Mentor for America will recruit, train, and place college-aged mentors within partner schools throughout the country, seeking to universalize the effective strategies and structures utilized in JZ AMP. It will use universities, every bit does TFA, every bit the centers in which these actors are prepared to finer mentor in schools. The ultimate goal of this organization will be to implement the best practices of JZ AMP and TFA to universalize skillful mentoring throughout the U.s.a., and change the condition quo of mixed successes in the multifariousness of programs that currently exist in the country.
Potential Problems
The implementation of the expansion of JZAMP post-obit the TFA scalability model is not without potential problems. Scaling any program, despite its effectiveness and organisation at the micro level, will have its problematic areas at the macro level.
The start potential problematic area may arise in funding the plan. JZAMP is funded through a grant from the Jones-Zimmerman Foundation to pay for all costs associated with the program. Securing adequate funding to run the programme on a larger calibration may be hard. This could be mitigated by addressing the need for funding through each university'due south Dwight Hall equivalent.
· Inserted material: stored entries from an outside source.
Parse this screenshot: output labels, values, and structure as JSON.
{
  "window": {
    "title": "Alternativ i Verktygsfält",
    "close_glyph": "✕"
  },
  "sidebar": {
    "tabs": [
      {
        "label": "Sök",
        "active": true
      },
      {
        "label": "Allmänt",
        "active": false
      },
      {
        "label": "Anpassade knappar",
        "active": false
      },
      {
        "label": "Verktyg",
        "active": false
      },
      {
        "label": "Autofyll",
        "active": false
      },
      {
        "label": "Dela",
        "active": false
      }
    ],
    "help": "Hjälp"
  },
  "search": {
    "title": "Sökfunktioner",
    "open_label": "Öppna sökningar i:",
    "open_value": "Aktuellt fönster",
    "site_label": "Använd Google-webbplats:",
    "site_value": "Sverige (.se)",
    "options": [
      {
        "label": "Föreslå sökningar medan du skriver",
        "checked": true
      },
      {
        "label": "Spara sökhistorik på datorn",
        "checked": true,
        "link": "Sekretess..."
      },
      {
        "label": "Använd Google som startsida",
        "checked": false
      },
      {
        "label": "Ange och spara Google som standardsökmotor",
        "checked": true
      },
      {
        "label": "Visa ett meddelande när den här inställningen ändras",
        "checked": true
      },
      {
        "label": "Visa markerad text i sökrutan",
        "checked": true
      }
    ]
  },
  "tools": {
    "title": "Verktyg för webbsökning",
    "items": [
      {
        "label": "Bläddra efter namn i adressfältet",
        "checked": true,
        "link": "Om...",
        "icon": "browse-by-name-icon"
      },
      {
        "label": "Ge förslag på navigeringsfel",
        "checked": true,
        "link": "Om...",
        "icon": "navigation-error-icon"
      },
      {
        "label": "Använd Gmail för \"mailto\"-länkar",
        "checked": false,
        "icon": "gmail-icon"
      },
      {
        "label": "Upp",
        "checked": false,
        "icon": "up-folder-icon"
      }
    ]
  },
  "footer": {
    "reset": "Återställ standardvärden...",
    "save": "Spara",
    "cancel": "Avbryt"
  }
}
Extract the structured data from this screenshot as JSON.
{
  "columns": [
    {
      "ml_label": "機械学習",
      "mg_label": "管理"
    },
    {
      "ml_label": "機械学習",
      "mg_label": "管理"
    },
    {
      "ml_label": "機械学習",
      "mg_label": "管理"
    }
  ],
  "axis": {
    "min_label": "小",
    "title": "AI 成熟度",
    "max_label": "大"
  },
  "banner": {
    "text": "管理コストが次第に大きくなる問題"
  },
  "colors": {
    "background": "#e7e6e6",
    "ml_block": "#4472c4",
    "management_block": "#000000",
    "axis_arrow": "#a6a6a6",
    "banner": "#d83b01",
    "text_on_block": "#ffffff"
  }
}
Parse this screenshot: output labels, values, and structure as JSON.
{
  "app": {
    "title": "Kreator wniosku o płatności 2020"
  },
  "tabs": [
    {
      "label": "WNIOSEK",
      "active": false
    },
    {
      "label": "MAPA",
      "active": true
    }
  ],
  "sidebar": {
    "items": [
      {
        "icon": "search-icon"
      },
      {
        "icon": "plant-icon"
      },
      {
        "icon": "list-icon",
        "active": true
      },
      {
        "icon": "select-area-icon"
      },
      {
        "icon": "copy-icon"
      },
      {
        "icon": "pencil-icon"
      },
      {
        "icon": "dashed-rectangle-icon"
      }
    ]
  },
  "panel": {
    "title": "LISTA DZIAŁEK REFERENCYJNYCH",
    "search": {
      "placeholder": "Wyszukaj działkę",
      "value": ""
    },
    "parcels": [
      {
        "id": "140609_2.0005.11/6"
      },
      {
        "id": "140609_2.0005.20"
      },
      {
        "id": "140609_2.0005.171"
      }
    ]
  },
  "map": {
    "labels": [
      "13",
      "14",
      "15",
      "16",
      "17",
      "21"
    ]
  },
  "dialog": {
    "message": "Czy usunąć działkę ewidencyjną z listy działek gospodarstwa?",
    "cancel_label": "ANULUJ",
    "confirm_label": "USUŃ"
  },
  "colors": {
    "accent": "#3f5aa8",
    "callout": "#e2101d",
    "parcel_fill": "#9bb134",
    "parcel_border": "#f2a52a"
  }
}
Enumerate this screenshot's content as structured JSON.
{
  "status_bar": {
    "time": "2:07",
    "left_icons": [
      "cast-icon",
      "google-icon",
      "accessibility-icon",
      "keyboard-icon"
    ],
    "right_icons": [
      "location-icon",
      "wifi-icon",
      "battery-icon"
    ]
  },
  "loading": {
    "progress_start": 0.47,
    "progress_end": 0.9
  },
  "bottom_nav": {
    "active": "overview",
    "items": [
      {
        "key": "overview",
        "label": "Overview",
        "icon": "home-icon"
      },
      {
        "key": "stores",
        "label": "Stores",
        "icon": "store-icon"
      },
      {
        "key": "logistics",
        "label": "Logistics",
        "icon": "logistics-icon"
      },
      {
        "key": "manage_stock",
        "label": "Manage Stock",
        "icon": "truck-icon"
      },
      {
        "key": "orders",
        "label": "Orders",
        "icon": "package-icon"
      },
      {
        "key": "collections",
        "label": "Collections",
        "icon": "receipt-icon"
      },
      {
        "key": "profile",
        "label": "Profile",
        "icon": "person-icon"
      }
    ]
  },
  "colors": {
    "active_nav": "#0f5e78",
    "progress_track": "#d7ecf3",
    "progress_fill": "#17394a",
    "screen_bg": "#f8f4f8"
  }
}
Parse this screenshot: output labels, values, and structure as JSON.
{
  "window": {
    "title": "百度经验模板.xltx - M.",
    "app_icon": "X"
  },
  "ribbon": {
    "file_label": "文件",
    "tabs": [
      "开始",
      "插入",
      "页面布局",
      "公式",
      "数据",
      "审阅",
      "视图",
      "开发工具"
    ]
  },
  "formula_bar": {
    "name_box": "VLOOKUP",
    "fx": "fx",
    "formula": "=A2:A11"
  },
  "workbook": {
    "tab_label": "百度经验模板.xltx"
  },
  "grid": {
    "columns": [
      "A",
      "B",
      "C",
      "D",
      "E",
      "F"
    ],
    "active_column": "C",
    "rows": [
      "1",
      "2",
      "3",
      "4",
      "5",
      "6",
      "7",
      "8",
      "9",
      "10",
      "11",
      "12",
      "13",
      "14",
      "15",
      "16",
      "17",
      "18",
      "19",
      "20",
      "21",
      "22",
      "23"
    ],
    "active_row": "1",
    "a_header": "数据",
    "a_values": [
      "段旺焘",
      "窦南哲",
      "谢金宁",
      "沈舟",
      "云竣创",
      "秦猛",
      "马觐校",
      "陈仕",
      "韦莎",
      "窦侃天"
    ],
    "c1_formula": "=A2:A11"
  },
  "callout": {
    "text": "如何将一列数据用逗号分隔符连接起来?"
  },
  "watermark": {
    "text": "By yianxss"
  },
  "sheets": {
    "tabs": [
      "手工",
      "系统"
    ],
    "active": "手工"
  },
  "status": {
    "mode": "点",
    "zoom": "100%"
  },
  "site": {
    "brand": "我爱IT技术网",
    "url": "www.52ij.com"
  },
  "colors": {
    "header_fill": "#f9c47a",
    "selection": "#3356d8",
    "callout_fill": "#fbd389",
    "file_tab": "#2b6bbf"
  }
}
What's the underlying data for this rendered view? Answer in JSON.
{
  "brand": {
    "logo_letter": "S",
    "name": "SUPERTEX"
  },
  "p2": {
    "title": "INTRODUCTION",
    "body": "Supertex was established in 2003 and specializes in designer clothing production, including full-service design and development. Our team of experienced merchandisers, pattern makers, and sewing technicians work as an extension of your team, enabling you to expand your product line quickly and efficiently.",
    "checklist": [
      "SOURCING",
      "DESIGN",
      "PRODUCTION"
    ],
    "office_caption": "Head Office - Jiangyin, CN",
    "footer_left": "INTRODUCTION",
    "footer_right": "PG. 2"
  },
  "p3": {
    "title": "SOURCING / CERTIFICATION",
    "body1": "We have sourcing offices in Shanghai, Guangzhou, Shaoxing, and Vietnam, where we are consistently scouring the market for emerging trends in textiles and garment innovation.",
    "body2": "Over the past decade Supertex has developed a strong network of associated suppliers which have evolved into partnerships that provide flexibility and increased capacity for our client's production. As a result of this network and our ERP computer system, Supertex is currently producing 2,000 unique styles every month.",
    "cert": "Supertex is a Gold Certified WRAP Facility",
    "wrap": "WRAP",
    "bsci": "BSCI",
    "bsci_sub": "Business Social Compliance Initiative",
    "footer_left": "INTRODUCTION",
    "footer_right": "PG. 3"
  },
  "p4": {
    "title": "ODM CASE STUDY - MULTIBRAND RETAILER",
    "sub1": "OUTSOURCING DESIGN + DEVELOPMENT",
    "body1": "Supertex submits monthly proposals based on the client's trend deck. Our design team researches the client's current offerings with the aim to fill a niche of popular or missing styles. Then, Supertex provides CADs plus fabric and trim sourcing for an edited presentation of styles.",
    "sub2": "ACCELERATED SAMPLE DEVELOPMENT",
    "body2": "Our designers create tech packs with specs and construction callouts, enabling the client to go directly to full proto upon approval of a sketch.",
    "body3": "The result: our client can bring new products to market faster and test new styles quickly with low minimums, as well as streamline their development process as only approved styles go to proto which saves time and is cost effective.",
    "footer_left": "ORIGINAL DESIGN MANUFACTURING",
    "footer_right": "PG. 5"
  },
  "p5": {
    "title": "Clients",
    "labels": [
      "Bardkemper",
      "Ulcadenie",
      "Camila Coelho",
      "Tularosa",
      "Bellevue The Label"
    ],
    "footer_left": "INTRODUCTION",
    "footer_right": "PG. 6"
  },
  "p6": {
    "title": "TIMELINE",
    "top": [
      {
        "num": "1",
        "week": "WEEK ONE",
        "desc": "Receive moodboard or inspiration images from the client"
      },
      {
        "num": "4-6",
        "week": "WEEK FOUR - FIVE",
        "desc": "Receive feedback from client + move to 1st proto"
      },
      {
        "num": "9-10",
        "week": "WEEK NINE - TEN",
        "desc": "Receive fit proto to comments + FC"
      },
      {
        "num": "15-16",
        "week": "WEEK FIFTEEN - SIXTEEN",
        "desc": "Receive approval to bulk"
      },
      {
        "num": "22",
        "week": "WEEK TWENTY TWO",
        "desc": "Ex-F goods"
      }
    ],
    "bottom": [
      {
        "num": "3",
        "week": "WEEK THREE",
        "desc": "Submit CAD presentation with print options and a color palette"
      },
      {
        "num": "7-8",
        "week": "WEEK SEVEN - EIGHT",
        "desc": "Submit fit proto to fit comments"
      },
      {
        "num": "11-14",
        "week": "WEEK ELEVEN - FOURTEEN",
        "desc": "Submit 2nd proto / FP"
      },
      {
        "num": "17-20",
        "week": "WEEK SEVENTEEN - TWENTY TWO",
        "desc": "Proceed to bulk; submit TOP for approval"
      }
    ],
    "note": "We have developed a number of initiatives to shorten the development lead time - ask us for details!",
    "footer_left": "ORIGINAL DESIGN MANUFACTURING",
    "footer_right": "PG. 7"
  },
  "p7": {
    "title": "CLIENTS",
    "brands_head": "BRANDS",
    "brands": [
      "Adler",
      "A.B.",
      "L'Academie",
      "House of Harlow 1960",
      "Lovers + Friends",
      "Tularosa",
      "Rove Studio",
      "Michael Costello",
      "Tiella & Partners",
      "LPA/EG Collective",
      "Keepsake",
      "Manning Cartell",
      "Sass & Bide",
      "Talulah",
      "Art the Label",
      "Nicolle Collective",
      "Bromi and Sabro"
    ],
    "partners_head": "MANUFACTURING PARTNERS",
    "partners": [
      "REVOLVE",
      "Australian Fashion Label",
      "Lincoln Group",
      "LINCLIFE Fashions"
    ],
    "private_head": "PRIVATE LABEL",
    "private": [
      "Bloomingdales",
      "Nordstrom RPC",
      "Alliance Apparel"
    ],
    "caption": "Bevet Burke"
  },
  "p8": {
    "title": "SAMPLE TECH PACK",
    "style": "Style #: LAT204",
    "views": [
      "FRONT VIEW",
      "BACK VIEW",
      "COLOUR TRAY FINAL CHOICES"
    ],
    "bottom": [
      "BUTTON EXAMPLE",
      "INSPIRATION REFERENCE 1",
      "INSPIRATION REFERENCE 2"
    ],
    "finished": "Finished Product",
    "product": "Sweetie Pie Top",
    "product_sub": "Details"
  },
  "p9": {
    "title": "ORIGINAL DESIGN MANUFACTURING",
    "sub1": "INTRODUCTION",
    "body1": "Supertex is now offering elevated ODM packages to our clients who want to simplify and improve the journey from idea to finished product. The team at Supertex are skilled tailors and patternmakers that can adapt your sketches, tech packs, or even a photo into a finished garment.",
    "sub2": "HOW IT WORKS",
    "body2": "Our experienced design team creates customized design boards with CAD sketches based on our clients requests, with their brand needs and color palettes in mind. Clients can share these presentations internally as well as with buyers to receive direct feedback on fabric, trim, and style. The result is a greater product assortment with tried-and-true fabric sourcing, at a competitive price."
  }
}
The existence of a Dwight Hall like entity within each academy is besides unlikely and may crusade issues in implementation. Embedding JZAMP at Dwight Hall aids in the smooth running of the programme, but may not be necessary. There would have to me extensive structure building at the new universities to conform a program of this type.
Conclusion
Existing literature pertaining to mentoring programs in the Usa shows mixed results with regard to their effectiveness. At this point, the benefits of mentoring programs are not concretely defined or discernable, and many studies indicate to net losses. This report identified one of the reasons for these existing results: given an absence of ubiquitous best practices, mentoring programs fall on a wide spectrum of general success.
Due to the broad range of mentoring programs and corresponding success rates in the The states, this report has considered the ways in which uniting best practices pertaining to mentoring, and those pertaining to running an effective, nation-broad educational program (TFA), might increment success rates of mentoring programs around the country.
From a proscriptive standpoint, this report has suggested the implementation of a mentoring-based program modeled after the best practices of Teach for America'south recruiting, training, and placement practices and JZ AMP mentoring techniques called Mentor for America.
Moving frontwards, there is room to consider the applied elements of implementing a program such every bit Mentor for America. More specifically, it will be relevant to consider financing, fundraising, staffing, leadership hierarchies, and distribution channels. Though these factors take not been examined at this point, the theoretical bear witness of the need and projected success rate of such a plan has been established in this report.